The good news for the Liberal party after the most recent leadership coup was that consumer confidence soared after the switch to Turnbull. According to the survey data from Roy Morgan at the time, confidence increased by 8.7% in the week after Turnbull’s leadership coup.
Unfortunately the latest consumer confidence figures from the Westpac – Melbourne Institute Survey of Consumer Sentiment have declared that the honeymoon is ending.
The Consumer Sentiment Index is an average of five component indexes which reflect consumers’ evaluations of their household financial situation over the past year and the coming year, anticipated economic conditions over the coming year and the next five years, and buying conditions for major household items.

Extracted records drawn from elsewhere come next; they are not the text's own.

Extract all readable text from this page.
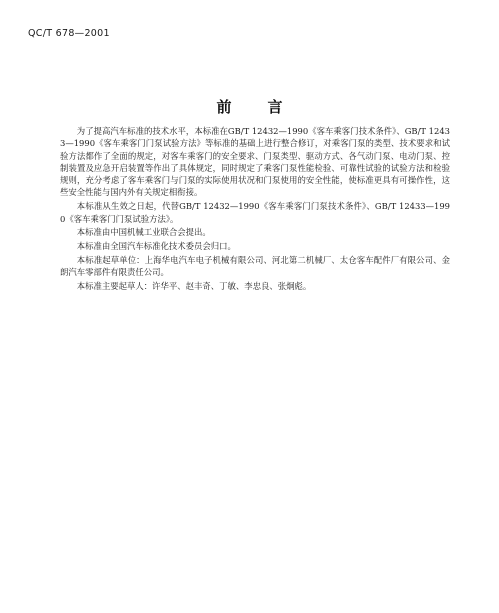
QC/T 678—2001
前 言

为了提高汽车标准的技术水平，本标准在GB/T 12432—1990《客车乘客门技术条件》、GB/T 12433—1990《客车乘客门门泵试验方法》等标准的基础上进行整合修订，对乘客门泵的类型、技术要求和试验方法都作了全面的规定，对客车乘客门的安全要求、门泵类型、驱动方式、各气动门泵、电动门泵、控制装置及应急开启装置等作出了具体规定，同时规定了乘客门泵性能检验、可靠性试验的试验方法和检验规则，充分考虑了客车乘客门与门泵的实际使用状况和门泵使用的安全性能，使标准更具有可操作性，这些安全性能与国内外有关规定相衔接。

本标准从生效之日起，代替GB/T 12432—1990《客车乘客门门泵技术条件》、GB/T 12433—1990《客车乘客门门泵试验方法》。

本标准由中国机械工业联合会提出。

本标准由全国汽车标准化技术委员会归口。

本标准起草单位：上海华电汽车电子机械有限公司、河北第二机械厂、太仓客车配件厂有限公司、金朗汽车零部件有限责任公司。

本标准主要起草人：许华平、赵丰奇、丁敏、李忠良、张炯彪。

Consumers are also surveyed about their views on buying conditions for cars and dwellings, the wisest place for savings, and economic news recall.
Westpac’s Chief Economist Bill Evans commented, “The Index is back to around its average reading over the last six months. Following the change of leadership of the Federal Government in September the Index lifted by 8.3% over the subsequent two months. It has broadly held those gains with today’s reading off that high in November by 2.5% although we are now slightly back in the region where pessimists outnumber optimists.”
Why Australian consumers felt more confident post-leadership change
The post-Abbott boost to consumer confidence came across many different sectors:
- Optimism for the economy over the next year showed a 25.8% increase. That was the second-largest one week gain since 2008.
- Optimism for the economy over the next five years showed a 13.4% increase.
- Optimism over our individual financial position now compared to a year ago showed a modest rise.
At the time, the ANZ Chief Economist Warren Hogan commented on the report, “The sharp jump in ANZ-Roy Morgan Australian Consumer Confidence last week is a clear vote of confidence in the new Prime Minister, Malcolm Turnbull.”
Vision needed to stay at the top
At the time of the coup, the expectations of Australians were riding high – not unlike when Abbott came to power in 2013, Mr Hogan pointed out – and the risk of disappointment in the early days can be significant. To prevent a drop-off in the “bounce” effect, Mr Hogan suggested that the leadership would need to deliver a reform strategy for the medium-term within its first 100 days in office.
“A clear economic strategy is critical,” Mr Hogan said.
According to the Westpac Melbourne Institute Index of Consumer Sentiment, we’re more likely to be focused on the negative right now.
“The market volatility and unfavourable media coverage on property markets
appears to have triggered a reassessment of risk preferences,” said Westpac’s Chief Economist Bill Evans.
“When we asked consumers about the ‘wisest place for savings’ there was a much higher proportion nominating ‘pay down debt’ – 24.4% in March compared to 17.8% in December – with this month’s reading the highest since December 2011( 26.6%) when the European Financial Crisis was in full swing. This move to more risk averse preferences also saw a 4.5 percentage point
increase in the proportion of respondents who favoured fixed interest investments, including bank deposits with significant reductions in the proportion nominating real estate (down to 14.7% from 23.4% in December ) and shares (down from 9.9% in December to 7.6% in March).”
What consumer confidence can mean for Australia
Consumer confidence is a term used to measure how optimism people are about the state of their economy and the future of their individual finances.
When consumer confidence is low, people typically try to save or pay off debts, because they are not optimistic about the economy or their own individual finances improving.
When consumer confidence is high, people typically spend rather than save – so watch your credit card bill! Of course, there are some who tend to be “savers” no matter what the economic climate, but for the rest of us, it’s important to make sure we keep our finances stable during times of change.